Many of the immigration policies proposed by leading Republican presidential candidates would have a dampening effect on the economy if they became law, according to a panel of immigration experts who spoke at the LBJ School of Public Affairs on Thursday.
“Even though immigration is a political and personal issues for the vast majority of us, it is also a dollars and cents issue,” Victoria De Francesco Soto, a Mexican-American studies lecturer, said. “What would our nation look like without Mexican immigration, Asian immigration, all types of immigration?”
Bill Hammond, chief executive officer of the Texas Association of Business, said the deportations proposed by candidates such as Donald Trump, the current frontrunner for the Republican nomination, would decimate the country’s population of construction and agricultural workers.
“If suddenly some of those who are running for office today had their way and all of the undocumented workers left the state, it would be disastrous for our economy,” Hammond said.

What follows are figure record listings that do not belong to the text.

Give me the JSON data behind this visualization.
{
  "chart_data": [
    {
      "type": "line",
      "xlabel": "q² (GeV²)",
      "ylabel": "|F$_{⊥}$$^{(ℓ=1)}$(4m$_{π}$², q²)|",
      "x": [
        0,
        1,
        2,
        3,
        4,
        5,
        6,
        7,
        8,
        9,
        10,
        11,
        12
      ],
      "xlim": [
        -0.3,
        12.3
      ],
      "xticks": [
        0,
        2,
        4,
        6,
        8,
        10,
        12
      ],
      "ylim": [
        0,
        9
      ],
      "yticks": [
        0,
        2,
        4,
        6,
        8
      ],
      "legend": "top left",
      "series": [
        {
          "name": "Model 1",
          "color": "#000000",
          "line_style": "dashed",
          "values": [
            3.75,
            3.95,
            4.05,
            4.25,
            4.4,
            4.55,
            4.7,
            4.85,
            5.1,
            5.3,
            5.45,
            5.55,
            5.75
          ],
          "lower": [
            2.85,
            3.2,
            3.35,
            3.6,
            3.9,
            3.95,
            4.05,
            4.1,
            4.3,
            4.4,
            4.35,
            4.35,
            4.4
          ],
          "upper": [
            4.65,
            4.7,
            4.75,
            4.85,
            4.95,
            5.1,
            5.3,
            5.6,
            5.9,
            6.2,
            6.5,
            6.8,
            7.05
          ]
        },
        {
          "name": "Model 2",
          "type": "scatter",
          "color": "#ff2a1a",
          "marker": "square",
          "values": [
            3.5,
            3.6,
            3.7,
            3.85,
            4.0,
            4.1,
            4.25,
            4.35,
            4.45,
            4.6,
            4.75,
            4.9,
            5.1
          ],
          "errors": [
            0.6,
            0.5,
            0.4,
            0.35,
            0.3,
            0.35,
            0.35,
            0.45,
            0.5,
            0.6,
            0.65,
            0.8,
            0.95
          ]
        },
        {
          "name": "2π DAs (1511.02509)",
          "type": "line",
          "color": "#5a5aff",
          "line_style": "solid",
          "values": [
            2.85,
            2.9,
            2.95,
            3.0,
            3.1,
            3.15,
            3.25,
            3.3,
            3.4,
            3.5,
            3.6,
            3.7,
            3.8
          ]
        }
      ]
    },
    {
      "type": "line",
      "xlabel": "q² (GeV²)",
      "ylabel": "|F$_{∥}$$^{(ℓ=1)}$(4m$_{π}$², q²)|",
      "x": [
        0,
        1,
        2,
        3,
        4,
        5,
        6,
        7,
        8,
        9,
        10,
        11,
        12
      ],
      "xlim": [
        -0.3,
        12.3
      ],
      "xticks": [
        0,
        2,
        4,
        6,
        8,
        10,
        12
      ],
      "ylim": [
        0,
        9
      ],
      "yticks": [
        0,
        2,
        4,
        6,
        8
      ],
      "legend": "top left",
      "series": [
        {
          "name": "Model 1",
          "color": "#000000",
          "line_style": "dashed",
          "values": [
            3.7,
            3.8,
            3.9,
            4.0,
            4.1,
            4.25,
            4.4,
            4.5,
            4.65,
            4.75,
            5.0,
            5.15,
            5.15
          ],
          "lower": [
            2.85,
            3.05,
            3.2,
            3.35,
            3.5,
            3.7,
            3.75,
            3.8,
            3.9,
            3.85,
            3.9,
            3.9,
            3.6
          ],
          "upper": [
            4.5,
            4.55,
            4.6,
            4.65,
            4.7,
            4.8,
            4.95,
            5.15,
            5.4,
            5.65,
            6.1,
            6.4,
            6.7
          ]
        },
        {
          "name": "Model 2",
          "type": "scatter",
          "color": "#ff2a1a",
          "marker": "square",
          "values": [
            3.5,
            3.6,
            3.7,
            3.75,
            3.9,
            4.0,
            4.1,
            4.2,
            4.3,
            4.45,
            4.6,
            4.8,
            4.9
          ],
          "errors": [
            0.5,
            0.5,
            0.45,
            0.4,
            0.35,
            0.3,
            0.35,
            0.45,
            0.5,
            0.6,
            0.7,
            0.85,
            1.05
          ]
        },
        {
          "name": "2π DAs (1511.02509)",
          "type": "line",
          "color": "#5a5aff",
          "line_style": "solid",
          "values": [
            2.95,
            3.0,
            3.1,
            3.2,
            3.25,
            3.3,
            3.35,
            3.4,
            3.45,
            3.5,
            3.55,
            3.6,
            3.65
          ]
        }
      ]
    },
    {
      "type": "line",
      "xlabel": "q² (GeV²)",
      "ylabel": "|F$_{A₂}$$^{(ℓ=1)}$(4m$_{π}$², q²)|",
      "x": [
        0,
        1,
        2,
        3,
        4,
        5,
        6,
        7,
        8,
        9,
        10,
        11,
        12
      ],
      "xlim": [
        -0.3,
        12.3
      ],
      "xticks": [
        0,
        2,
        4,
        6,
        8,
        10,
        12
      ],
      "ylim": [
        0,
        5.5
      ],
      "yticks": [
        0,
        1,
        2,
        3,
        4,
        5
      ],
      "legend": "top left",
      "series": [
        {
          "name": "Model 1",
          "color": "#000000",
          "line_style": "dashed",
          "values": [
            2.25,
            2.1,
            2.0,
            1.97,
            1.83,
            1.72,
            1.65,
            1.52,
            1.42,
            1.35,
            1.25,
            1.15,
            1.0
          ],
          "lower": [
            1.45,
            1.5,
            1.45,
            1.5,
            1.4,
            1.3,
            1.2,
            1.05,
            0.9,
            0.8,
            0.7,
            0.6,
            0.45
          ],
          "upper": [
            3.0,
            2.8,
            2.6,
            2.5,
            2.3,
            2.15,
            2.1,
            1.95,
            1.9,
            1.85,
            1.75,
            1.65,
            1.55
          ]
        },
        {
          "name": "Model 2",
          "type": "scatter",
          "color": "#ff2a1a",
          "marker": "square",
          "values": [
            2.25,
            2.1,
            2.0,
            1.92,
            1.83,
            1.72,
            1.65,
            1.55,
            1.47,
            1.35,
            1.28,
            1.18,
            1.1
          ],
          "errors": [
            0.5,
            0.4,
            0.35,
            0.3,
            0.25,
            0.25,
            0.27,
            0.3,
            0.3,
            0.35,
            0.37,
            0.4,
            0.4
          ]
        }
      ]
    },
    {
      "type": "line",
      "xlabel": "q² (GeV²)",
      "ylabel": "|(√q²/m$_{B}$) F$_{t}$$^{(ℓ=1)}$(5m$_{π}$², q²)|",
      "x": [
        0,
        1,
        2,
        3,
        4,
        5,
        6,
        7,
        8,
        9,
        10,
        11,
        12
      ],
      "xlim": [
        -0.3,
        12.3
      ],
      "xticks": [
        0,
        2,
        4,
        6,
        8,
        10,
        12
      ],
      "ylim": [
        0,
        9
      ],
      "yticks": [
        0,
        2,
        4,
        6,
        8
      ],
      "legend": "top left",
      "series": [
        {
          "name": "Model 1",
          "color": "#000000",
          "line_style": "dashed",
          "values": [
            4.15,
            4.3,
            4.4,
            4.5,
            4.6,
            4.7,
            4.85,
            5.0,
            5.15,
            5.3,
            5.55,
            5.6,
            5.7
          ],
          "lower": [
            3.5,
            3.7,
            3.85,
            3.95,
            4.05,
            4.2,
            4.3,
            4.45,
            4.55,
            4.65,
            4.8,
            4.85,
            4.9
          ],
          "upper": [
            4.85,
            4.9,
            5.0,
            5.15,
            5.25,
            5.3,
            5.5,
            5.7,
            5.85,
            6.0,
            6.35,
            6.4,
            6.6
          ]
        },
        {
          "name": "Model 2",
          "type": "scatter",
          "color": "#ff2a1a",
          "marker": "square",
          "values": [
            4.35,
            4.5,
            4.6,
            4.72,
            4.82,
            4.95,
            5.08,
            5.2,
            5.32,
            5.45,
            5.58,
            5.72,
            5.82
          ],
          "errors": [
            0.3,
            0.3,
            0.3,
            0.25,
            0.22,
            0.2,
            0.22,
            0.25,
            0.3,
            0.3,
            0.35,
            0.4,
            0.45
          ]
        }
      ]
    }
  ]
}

Penalizing those who hire undocumented immigrants, another facet of many candidates’ immigration plans, would also be harmful to the economy, Hammond said. He said placing the burden on employers to investigate their employees’ citizenship status is unreasonable.
“It’s our belief that it’s unfair to turn employers into forensic experts,” he said.
The panelists discussed immigration policy in the context of American history as part of an event commemorating the 50th anniversary of the Immigration and Nationality Act of 1965. The Act eliminated a country-based quota system that favored immigrants from Northern and Western Europe, and limited the number of immigrants coming in from any given location. Instead, the country’s new immigration policy focused on immigrant skills and family relationships as criteria for admission.
Tom Gjelten, an NPR correspondent who published a book this month about the history of American immigration, said the act was transformative.
“This law changed America more than any other law passed in the 20th century because it changed the complexion of our nation,” Gjelten said.
Migrating to the U.S. from Vietnam at the age of three, English senior Loan Tran said she attended the talk because immigration has always been a part of her life.
“I understand the hardships that come along with the immigration process,” Tran said. “We live in a country that prides itself on diversity and yet we have had laws set up that restrain diversity.”